No es un espectáculo porque nadie es espectador y nadie permanece sentado esperando que se abra algún telón o un programa de TV. Es un movimiento continuo que dura todas las horas del día hasta que se cierran las puertas del templo. Es el fluir de la Fe desde la iniciativa del corazón. Y es el corazón de muchos de hoy y de ayer. Los latidos centenarios reviven y renacen, nunca fueron sepultados. Familias enteras –que son sarmientos de la misma tradición– se amalgaman entre sí, sin diferencias de color, de edad; hombres y mujeres, niños y ancianos en una sola vid, una sola Fe y una larga sucesión de siglos ininterrumpidos.
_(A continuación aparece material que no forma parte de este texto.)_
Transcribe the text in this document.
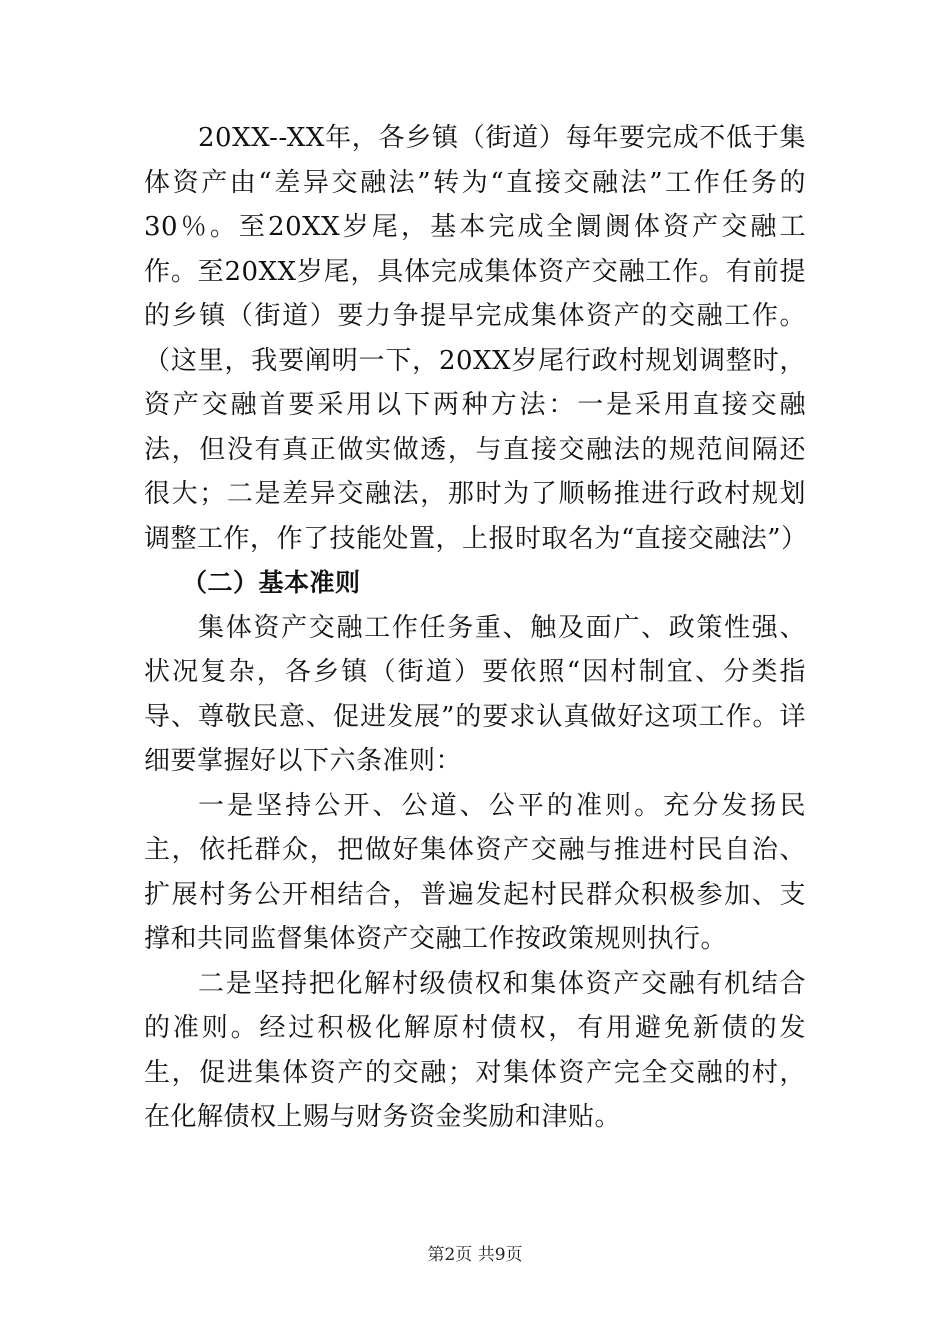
20XX--XX年，各乡镇（街道）每年要完成不低于集体资产由“差异交融法”转为“直接交融法”工作任务的30％。至20XX岁尾，基本完成全阛阓体资产交融工作。至20XX岁尾，具体完成集体资产交融工作。有前提的乡镇（街道）要力争提早完成集体资产的交融工作。（这里，我要阐明一下，20XX岁尾行政村规划调整时，资产交融首要采用以下两种方法：一是采用直接交融法，但没有真正做实做透，与直接交融法的规范间隔还很大；二是差异交融法，那时为了顺畅推进行政村规划调整工作，作了技能处置，上报时取名为“直接交融法”）

（二）基本准则

集体资产交融工作任务重、触及面广、政策性强、状况复杂，各乡镇（街道）要依照“因村制宜、分类指导、尊敬民意、促进发展”的要求认真做好这项工作。详细要掌握好以下六条准则：

一是坚持公开、公道、公平的准则。充分发扬民主，依托群众，把做好集体资产交融与推进村民自治、扩展村务公开相结合，普遍发起村民群众积极参加、支撑和共同监督集体资产交融工作按政策规则执行。

二是坚持把化解村级债权和集体资产交融有机结合的准则。经过积极化解原村债权，有用避免新债的发生，促进集体资产的交融；对集体资产完全交融的村，在化解债权上赐与财务资金奖励和津贴。

第2页 共9页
Han pasado los ciclones de la Colonia, la Independencia y la Revolución, y la vid no se ha secado. La comunidad más espiritual que humana permanece caminando cada agosto rumbo al “Señor de la Capilla”. Nada la desvió de su sentido fundamental. Las raíces de la vid han sido más profundas que los cambios y las transformaciones políticas, sociales, tecnológicas y religiosas. La economía de pobres y ricos, de producción y consumo, no han modificado ni las raíces ni el sólido tronco de la Fe caminante, ni del camino indicado por la savia del “Santo Cristo”.
La cultura, las relaciones, los géneros, el lenguaje ha ido cambiando con los años. Se inician nuevas costumbres, las relaciones se multiplican en la diversidad, en la permanencia y en el compromiso. Hay nuevas palabras que antes eran irrespetuosas y hay respetos antes simulados que hoy son denunciados y condenados. Cada quien ve el tronco de la vid con interpretaciones diferentes, con críticas que hieren o desintoxican, alejamientos y desilusiones que luego se convierten en milagros reveladores de necesidades ocultas, intereses egoístas, alucinaciones fugaces.
Sin embargo, “el Santo Cristo” permanece inmutable a los cambios. Ha permanecido cuatro siglos con la comunidad de Saltillo y 20 siglos con la comunidad humana. Su mensaje radical sigue incorregible: con la audacia de la trascendencia cotidiana y centenaria afirma: “Yo soy el camino, la verdad y la vida… el que me sigue no andará en tinieblas”.
El río de multitudes camina apresuradamente a la Catedral. Quiere volver a ver –no solamente a oír– sus argumentos. No encuentra a un polemista, motivador o vendedor de felicidades, ni siquiera a un orador que convenza con poesías efímeras y transitorias. La Fe –que “descubre lo invisible”–, quiere volver a ver su mensaje visible de cruz y clavos, de sufrimiento injusto y mortal, de agonía terminal, como un reflejo inspirador. Quiere volver a descubrir lo ‘invisible’ que sus antepasados descubrieron hace siglos y décadas.
Y el “Santo Cristo” sin hablar, con sus llagas –tan comunes en el género humano– les vuelve a confirmar que “no hay mayor amor que dar la vida por los demás”. Y nuestros hermanos de la comunidad de Saltillo vuelven a encontrar más viva su Fe que ha trascendido sus días y sus dificultades: la Fe invisible que fluye del crucificado. Y el río sigue derramando su Fe centenaria.